Zu Frage 2). und 3.) verweist Herr BzStR Szczepanski auf die Landeshaushaltsordnung (LHO), über die eine solche Konstellation nicht darstellbar ist. Es wird auch grundsätzlich nach einer
Generallösung gesucht, Teillösungen sind nicht zielführend. Die Vorsitzende Frau Schoenthal
wendet ein, dass die LHO dahingehend zumindest überprüft werden sollte. Herr Abraham teilt zur ersten Frage mit, dass es sich bei dem Grundstück um eine Größe von rd. 4.800 m2 mit einem Verkehrswert von 1,2 Mio. € handelt. Die Vorsitzende bemerkt, dass auf dem Grundstück eine verdichtende Bebauung stattfinden könnte.
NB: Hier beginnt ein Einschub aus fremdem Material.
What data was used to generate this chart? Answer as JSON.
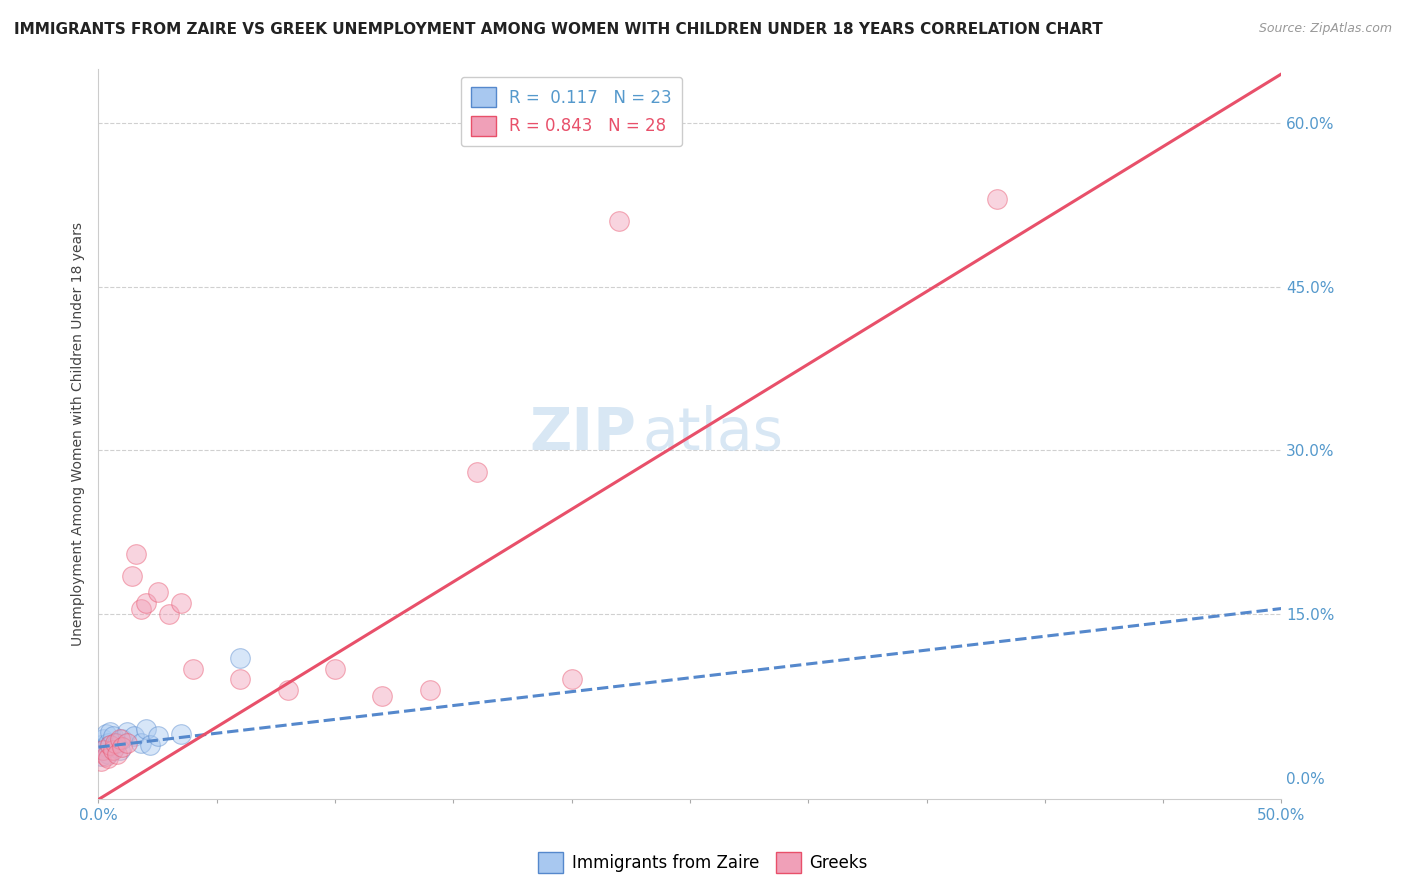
{
  "title": "IMMIGRANTS FROM ZAIRE VS GREEK UNEMPLOYMENT AMONG WOMEN WITH CHILDREN UNDER 18 YEARS CORRELATION CHART",
  "source": "Source: ZipAtlas.com",
  "ylabel": "Unemployment Among Women with Children Under 18 years",
  "xlim": [
    0.0,
    0.5
  ],
  "ylim": [
    -0.02,
    0.65
  ],
  "xticks": [
    0.0,
    0.05,
    0.1,
    0.15,
    0.2,
    0.25,
    0.3,
    0.35,
    0.4,
    0.45,
    0.5
  ],
  "yticks_right": [
    0.0,
    0.15,
    0.3,
    0.45,
    0.6
  ],
  "ytick_labels_right": [
    "0.0%",
    "15.0%",
    "30.0%",
    "45.0%",
    "60.0%"
  ],
  "xtick_labels_show": [
    "0.0%",
    "50.0%"
  ],
  "blue_R": 0.117,
  "blue_N": 23,
  "pink_R": 0.843,
  "pink_N": 28,
  "blue_color": "#a8c8f0",
  "pink_color": "#f0a0b8",
  "blue_line_color": "#5588cc",
  "pink_line_color": "#e8506a",
  "blue_scatter_x": [
    0.001,
    0.001,
    0.002,
    0.002,
    0.003,
    0.003,
    0.004,
    0.004,
    0.005,
    0.005,
    0.006,
    0.007,
    0.008,
    0.009,
    0.01,
    0.012,
    0.015,
    0.018,
    0.02,
    0.022,
    0.025,
    0.035,
    0.06
  ],
  "blue_scatter_y": [
    0.02,
    0.03,
    0.025,
    0.035,
    0.028,
    0.04,
    0.022,
    0.032,
    0.03,
    0.042,
    0.038,
    0.028,
    0.032,
    0.025,
    0.035,
    0.042,
    0.038,
    0.032,
    0.045,
    0.03,
    0.038,
    0.04,
    0.11
  ],
  "pink_scatter_x": [
    0.001,
    0.002,
    0.003,
    0.004,
    0.005,
    0.006,
    0.007,
    0.008,
    0.009,
    0.01,
    0.012,
    0.014,
    0.016,
    0.018,
    0.02,
    0.025,
    0.03,
    0.035,
    0.04,
    0.06,
    0.08,
    0.1,
    0.12,
    0.14,
    0.16,
    0.2,
    0.22,
    0.38
  ],
  "pink_scatter_y": [
    0.015,
    0.025,
    0.02,
    0.018,
    0.03,
    0.025,
    0.032,
    0.022,
    0.035,
    0.028,
    0.032,
    0.185,
    0.205,
    0.155,
    0.16,
    0.17,
    0.15,
    0.16,
    0.1,
    0.09,
    0.08,
    0.1,
    0.075,
    0.08,
    0.28,
    0.09,
    0.51,
    0.53
  ],
  "blue_trend_x": [
    0.0,
    0.5
  ],
  "blue_trend_y": [
    0.028,
    0.155
  ],
  "pink_trend_x": [
    0.0,
    0.5
  ],
  "pink_trend_y": [
    -0.02,
    0.645
  ],
  "watermark_zip": "ZIP",
  "watermark_atlas": "atlas",
  "grid_color": "#d0d0d0",
  "background_color": "#ffffff",
  "title_fontsize": 11,
  "legend_fontsize": 12,
  "tick_fontsize": 11,
  "ylabel_fontsize": 10,
  "scatter_size": 200,
  "scatter_alpha": 0.45
}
Hier verweist Herr Abraham auf bestehende Bebauungspläne und die Notwendigkeit der Zustimmung des Bezirksamts Neukölln für entsprechende Überlegungen.

 

Herr Dr. Reller erkundigt sich nach dem aktuellen Stand der Kredittilgungen für das Haus Harz. Herr Abraham teilt mit, dass kleinere Darlehen bereits getilgt sind, die größeren noch nicht.

 

Frau Vonnekold greift die Thematik einer Nachverdichtung der Grundstücksfläche auf und fragt, ob SenFin einem Verkauf wohlwollender gegenüberstehen würde, wenn bei Neubauten günstigere Mieten angeboten werden könnten. Aus Sicht von Herr Abraham handelt es sich hier noch um “Zukunftsmusik“, da zuvor erst ein Abschluss mit SenFin und ggf. dem Liegenschaftsfonds herbeigeführt werden muss. SenFin strebte bisher ein Bieterverfahren für den Verkauf an. Langsam setzt jedoch ein Umdenken ein. Herr Abraham möchte in diesem Zusammenhang auch das Wunschdenken sozialverträglicher Neubauten für breite Bevölkerungsschichten beenden. Neubau kostet heutzutage 9,- €/m2 aufwärts und Geringverdiener sind nicht die ausgewiesene Zielgruppe. Ausnahme für sozialverträgliche Mieten bilden aus seiner Sicht die kommunalen Anbieter, welche geringere Mieten festlegen könnten.

 

Die Vorsitzende beendet den TOP und bedankt sich bei Herrn Abraham. Sie schlägt vor, das Thema bei Vorliegen aktueller Entwicklungen erneut auf die Tagesordnung zu nehmen.